Harris, who leads the team with 46 hits, said some of the white and Black players had to make adjustments due to some cultural differences, and because many white players never had so many Black teammates.
“We don’t go off to the side to talk among ourselves about police shootings of unarmed Black men and women,” Harris said. “We’ll talk as a team in the locker room. Our discussions about George Floyd got real deep. [Some white players] asked us about these issues and we told them how this is a real thing for us and it happens. They learned how we see things.”
Which is sometimes painful.
“My parents never had a conversation with me on how to react to a cop [during a traffic stop],” said pitcher Darren Williams, who is white. “It was sad to hear from my teammates about these types of differences. It sucks that one of my best friends and teammates have to worry about something like that.”
EKU (13-25) has struggled on the field a year after Thompson’s departure. One of its most impressive games, however, was in a 6-4 loss at No. 2 Vanderbilt on April 13. And there is optimism for several EKU players who are pro prospects, including Harris, Davenport, Ridley, outfielder Kendal Ewell, pitcher Julian Jackson, outfielder/infielder Caleb Upshaw and infielder Charlie Ludwick.
Jones, who is the team’s recruiting coordinator, expects the team to bounce back, especially with the addition of several key recruits who will come from the same well routinely dipped by Thompson. He also acknowledges some of the pressure that comes with building their roster.
“We will continue to make our roster look the way we want it to,” said Jones, previously an associate head coach at Nicholls State. “But if we’re not winning games, then at some point somebody will probably tell us we don’t have a job anymore. So we’ve got to be smart in identifying players and make sure they’re capable of taking us to the next level.”
Matthews, the son of former MLB star Gary Matthews Sr., does not share Jones’ concern. This issue for Matthews is more than about winning.

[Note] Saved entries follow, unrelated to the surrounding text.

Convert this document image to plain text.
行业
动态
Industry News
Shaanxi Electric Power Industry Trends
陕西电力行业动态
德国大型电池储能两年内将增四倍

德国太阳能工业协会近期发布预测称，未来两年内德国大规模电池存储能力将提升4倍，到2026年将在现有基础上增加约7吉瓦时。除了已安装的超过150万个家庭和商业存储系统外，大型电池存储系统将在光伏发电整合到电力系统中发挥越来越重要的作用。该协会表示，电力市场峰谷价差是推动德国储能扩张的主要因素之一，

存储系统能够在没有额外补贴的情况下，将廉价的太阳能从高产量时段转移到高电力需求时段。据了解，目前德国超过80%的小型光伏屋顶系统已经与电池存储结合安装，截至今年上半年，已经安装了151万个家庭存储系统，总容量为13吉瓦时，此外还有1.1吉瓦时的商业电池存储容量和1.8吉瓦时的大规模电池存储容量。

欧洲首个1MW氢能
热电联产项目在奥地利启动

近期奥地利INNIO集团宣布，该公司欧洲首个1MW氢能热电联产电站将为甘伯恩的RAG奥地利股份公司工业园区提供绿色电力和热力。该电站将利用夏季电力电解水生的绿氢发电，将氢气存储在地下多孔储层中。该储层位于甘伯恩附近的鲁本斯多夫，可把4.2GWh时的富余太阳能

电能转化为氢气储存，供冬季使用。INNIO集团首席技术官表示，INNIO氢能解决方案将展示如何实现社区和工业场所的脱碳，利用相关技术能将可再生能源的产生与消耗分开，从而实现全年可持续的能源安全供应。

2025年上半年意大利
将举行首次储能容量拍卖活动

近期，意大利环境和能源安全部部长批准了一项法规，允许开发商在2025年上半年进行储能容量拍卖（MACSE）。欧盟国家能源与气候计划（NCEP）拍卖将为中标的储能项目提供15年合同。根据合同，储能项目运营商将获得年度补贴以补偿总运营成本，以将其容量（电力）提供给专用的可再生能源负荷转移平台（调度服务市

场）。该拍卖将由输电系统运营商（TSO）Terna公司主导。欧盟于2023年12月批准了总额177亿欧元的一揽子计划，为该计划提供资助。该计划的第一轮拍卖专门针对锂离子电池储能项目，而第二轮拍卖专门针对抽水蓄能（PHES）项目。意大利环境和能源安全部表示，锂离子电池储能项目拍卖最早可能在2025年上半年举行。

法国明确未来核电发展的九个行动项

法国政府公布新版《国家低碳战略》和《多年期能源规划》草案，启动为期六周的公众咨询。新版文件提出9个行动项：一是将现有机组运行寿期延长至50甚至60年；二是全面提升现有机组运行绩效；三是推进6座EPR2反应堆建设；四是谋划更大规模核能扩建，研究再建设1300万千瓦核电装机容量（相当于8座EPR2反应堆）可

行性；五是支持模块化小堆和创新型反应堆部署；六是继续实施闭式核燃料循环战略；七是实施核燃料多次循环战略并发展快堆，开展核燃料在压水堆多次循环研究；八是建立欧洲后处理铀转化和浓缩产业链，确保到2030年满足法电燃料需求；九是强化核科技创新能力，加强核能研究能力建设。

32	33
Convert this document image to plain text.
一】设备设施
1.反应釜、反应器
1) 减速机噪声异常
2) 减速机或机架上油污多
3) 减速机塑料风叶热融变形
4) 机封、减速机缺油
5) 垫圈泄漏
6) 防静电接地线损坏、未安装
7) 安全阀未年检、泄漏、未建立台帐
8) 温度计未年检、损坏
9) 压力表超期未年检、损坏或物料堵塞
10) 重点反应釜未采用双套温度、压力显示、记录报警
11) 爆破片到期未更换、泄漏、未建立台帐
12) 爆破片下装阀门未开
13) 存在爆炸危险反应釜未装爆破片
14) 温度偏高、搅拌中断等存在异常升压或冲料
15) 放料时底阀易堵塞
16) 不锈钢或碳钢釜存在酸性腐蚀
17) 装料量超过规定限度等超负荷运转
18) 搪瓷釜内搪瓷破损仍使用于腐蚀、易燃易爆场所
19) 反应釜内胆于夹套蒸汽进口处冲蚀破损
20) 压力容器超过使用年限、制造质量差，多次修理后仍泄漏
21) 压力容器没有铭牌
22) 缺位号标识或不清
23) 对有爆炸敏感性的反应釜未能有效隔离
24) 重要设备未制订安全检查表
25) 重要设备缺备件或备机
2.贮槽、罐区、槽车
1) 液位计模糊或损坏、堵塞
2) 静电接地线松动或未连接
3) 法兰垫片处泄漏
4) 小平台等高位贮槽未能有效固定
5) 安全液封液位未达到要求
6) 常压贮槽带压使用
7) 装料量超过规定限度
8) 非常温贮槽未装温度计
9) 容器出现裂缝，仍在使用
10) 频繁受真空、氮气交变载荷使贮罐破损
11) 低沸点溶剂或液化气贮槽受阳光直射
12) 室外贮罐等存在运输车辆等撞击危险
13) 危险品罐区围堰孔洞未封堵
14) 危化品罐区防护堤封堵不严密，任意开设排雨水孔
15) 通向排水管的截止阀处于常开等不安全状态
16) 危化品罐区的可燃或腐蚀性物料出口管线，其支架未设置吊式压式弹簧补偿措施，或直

“The victories are in the graduations and African American kids that gain an education by playing college baseball,” Matthews said. “There isn’t a drop-off in talent when you recruit a diverse program, just look at Vanderbilt, Michigan and others. Diverse teams are more reflective of our society, and it gives them an opportunity to learn and grow from the shared, common and different experiences of each other. We all win when this happens.”